Wins are hard to come by. A cliché that is universal to all sports at all levels. Yet when coaches and players say it every week, we have become numb to it and might even roll our eyes when we hear it.

But on a weekend where 11 of the Top 25 teams lost, any victory — especially one to the tune of three touchdowns like No. 19 East Carolina enjoyed against Southern Methodist Saturday — is appreciated, no matter whom the opponent is.

“People take winning for granted. It’s not,” said fifth-year ECU head coach Ruffin McNeill, who laughed telling reporters that he doesn’t watch football games during the season. “I don’t know how many teams lost or what happened (Saturday), but I know that we need to worry about what we can control.”

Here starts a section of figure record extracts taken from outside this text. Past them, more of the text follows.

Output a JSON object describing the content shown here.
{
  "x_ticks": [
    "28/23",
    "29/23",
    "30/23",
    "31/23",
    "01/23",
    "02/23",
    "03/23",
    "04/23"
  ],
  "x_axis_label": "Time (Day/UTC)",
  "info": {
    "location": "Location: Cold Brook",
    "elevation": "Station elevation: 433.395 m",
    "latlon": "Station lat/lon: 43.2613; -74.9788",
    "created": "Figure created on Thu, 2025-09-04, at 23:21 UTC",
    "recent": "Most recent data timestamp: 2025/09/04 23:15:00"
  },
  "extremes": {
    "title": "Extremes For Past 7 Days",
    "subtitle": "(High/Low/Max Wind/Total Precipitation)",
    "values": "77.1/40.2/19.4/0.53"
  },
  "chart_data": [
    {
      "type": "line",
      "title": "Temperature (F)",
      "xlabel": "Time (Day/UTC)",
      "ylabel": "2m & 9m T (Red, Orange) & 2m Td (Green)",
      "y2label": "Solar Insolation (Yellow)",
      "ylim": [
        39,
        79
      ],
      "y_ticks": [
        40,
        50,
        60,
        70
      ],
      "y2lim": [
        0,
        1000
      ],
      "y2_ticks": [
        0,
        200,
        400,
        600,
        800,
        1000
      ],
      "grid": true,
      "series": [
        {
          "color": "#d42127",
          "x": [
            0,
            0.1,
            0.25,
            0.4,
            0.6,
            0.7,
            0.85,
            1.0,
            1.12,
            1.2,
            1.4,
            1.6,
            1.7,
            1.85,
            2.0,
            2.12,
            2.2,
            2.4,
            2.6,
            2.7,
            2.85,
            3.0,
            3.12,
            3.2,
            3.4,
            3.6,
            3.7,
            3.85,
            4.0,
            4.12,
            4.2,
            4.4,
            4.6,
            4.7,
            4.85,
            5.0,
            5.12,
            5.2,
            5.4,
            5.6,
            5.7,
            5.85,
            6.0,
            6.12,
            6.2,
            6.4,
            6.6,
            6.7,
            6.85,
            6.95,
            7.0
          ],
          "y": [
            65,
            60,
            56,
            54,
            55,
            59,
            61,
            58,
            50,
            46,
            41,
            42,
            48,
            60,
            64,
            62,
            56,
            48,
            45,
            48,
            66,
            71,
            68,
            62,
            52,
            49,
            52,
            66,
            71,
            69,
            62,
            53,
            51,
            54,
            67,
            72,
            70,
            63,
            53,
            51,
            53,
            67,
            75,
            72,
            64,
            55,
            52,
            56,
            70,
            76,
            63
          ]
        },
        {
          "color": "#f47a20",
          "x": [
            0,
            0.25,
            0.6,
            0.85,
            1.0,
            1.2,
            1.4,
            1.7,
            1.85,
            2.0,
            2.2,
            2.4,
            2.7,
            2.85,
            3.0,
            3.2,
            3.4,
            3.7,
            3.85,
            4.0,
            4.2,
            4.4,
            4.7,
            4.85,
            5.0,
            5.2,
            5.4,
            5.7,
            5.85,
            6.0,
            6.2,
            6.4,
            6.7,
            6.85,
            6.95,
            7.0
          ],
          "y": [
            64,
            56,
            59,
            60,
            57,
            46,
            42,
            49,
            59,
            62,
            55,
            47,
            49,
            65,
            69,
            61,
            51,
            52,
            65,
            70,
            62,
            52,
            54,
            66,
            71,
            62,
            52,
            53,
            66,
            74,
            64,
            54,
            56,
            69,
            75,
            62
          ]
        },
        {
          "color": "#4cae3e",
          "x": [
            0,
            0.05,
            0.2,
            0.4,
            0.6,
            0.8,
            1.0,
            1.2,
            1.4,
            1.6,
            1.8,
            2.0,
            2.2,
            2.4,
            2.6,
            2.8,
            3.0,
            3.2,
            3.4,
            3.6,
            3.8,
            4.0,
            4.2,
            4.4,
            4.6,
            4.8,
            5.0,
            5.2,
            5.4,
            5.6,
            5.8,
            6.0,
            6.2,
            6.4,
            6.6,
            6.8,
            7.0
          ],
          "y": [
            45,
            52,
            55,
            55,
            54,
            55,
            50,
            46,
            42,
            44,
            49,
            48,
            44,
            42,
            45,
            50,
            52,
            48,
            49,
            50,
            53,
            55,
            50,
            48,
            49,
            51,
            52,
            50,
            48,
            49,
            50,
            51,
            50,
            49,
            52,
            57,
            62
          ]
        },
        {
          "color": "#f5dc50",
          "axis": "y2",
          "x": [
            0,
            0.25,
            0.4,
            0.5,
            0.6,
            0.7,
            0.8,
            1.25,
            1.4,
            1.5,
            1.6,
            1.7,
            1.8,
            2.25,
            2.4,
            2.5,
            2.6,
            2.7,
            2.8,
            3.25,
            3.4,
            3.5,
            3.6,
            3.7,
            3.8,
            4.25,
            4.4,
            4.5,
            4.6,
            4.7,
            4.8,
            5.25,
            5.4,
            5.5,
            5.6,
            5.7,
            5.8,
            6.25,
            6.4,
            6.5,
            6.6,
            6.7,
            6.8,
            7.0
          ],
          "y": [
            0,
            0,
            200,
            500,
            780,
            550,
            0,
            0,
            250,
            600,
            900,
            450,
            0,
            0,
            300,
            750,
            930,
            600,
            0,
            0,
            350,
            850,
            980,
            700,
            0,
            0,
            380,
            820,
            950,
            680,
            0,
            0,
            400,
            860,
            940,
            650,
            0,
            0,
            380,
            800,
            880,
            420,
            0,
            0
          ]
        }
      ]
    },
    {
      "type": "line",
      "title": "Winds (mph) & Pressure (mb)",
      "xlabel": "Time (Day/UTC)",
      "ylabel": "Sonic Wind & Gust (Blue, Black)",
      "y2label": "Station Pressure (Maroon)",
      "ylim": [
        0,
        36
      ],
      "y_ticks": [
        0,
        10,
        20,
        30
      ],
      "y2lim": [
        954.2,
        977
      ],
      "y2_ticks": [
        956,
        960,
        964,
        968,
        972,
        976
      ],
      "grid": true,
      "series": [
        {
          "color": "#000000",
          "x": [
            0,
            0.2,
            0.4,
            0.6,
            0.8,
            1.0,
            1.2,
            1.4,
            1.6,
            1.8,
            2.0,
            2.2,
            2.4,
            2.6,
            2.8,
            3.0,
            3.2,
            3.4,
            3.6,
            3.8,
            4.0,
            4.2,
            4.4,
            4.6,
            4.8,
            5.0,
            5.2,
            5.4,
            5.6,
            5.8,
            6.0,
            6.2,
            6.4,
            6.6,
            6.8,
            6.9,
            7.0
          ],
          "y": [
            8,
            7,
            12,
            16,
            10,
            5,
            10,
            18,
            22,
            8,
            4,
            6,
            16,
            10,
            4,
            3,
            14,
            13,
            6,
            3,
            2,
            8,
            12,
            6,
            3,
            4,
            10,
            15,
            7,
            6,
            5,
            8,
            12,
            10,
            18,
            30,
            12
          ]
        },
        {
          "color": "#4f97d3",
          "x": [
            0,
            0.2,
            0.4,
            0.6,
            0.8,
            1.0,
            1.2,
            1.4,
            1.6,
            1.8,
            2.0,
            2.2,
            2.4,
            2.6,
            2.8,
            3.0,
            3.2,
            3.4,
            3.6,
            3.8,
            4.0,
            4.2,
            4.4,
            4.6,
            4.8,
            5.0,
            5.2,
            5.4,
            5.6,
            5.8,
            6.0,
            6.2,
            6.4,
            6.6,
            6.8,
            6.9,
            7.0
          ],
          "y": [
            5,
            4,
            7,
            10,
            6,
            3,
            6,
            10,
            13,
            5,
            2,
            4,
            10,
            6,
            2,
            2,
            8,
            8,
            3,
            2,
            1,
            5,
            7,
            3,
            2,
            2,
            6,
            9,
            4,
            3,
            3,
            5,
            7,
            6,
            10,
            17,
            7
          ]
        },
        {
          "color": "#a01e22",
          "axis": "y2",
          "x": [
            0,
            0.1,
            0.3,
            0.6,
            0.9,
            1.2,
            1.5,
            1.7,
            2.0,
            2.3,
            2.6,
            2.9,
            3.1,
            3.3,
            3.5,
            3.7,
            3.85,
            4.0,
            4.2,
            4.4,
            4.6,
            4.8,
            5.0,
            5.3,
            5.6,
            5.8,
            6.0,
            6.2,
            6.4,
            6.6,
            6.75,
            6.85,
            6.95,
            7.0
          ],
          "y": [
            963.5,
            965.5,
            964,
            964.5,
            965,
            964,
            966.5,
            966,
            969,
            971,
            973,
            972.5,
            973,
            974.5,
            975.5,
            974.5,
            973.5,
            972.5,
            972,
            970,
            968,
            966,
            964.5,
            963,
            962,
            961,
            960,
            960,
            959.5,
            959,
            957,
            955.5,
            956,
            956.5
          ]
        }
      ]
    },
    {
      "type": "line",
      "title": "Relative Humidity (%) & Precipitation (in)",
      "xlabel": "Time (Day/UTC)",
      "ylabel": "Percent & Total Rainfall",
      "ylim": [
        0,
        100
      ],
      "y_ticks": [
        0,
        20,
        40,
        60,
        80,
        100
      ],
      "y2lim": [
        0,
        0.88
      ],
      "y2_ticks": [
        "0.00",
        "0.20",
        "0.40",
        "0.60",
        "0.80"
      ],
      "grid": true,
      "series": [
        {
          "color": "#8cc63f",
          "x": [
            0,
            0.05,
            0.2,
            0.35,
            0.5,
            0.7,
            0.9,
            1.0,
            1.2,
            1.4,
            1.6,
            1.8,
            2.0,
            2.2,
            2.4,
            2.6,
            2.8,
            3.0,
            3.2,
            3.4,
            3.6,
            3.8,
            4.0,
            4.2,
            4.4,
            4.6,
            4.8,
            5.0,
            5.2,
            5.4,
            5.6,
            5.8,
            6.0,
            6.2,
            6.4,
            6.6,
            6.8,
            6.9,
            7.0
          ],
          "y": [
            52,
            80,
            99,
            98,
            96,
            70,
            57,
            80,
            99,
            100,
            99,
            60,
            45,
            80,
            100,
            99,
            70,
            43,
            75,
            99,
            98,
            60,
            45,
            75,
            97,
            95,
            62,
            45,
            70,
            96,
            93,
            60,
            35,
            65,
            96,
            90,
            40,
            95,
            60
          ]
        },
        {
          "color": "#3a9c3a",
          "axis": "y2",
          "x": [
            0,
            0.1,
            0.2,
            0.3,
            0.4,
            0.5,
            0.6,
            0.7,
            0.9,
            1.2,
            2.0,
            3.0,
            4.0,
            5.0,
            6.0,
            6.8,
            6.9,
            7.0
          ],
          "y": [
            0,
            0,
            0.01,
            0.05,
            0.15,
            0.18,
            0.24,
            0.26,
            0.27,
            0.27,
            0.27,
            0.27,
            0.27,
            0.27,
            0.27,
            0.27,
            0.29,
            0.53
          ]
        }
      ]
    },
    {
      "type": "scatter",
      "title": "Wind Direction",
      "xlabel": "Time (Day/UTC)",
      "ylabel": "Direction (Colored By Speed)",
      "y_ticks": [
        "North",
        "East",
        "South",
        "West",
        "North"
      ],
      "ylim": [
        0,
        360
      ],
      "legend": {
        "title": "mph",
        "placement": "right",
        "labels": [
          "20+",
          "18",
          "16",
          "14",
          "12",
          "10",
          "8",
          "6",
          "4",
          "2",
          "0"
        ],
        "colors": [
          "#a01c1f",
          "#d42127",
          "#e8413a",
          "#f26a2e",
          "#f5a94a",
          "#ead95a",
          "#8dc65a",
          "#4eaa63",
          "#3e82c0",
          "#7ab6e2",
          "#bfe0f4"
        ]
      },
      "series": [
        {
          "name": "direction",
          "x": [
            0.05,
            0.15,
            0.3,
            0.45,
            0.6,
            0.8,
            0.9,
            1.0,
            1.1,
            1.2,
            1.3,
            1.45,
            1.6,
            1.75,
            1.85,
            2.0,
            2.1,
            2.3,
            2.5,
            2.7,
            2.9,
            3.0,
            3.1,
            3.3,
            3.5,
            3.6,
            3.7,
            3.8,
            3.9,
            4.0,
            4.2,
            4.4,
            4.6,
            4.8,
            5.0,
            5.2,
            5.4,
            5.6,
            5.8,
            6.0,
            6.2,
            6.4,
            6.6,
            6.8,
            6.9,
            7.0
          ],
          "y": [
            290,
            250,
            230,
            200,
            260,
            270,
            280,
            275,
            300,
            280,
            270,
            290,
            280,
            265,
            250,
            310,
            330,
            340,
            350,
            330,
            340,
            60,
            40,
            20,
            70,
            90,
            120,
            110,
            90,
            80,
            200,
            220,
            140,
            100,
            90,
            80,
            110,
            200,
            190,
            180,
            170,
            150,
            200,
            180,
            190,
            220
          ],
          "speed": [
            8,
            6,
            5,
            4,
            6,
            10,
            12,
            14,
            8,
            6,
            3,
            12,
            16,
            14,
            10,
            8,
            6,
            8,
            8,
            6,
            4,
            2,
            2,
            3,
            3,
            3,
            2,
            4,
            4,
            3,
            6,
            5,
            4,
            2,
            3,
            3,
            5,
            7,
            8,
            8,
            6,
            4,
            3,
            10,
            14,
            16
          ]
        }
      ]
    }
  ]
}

Similar to last week, the Pirates (4-1) are preparing for an opponent they are expected to beat convincingly. ECU opened as a two-touchdown favorite against South Florida.

However, this game will not be played in the Pirates’ comfy confines of Dowdy-Ficklen Stadium, rather in the cavernous home of the NFL’s Tampa Bay Buccaneers, Raymond James Stadium, which can hold more than 65,000 fans.

There is little chance the stadium will be filled — the last time USF had more than 43,000 fans was in 2010 — and it might even be half-empty, but this presents a unique challenge for the Pirates, who have played well in some of college football’s most hostile environments at South Carolina and Virginia Tech, yet struggled in past years in low-energy environments.

“It’s definitely different,” ECU senior quarterback Shane Carden said. “You’ve got to bring your own energy to the sideline, get everyone riled up and get going.”

The most recent example of this kind of dilemma is ECU’s trouble with the Tulane Green Wave. In a NFL venue that was 90 percent empty, the Pirates uncharacteristically sputtered in the red-zone last season and lost a triple-overtime heart breaker, 36-33. The year before that, ECU escaped 28-23 against a team it far exceeded in talent.

Through the struggles, ECU offensive coordinator Lincoln Riley thinks the Pirates have learned from those experiences and said that he does not expect the lack of environment to be a factor in Tampa.

“I think you always have to (bring energy internally) regardless of the stadium,” Riley told Inside ECU Sports. “You have to have energy and passion to play this game at a high level. We’re not baseball, we don’t get 50-something (games). We’re not basketball, we don’t get 30 or 40 games. We only get 12 and hopefully 13.

“If we can’t get excited about one of those, then we don’t deserve it.”

Carden will not have to search far for motivation against the Bulls. Last week, USF defensive lineman Eric Lee said there was “nothing special” about Carden and that “he’s like any other quarterback. He’s short, that’s … the only assessment,” according to a Tampa Bay Times article.

Carden has thrown 15 touchdowns to just three interceptions this season and his 1,879 passing yards are the sixth-most among quarterbacks across the country.

Lee’s coach, Willie Taggart, naturally tried to extinguish the inflammatory comments, saying, “I don’t think he was looking at the same East Carolina film,” but not before they ran its course on social media and to the Pirates.

Carden, however, decided to take the high road upon learning about what Lee had said about him.

“It is what it is,” he said, smiling. “People are going to talk before the game. We had somebody else talk before one of our games (likely referencing North Carolina’s Tim Scott) and we handled it on the field.”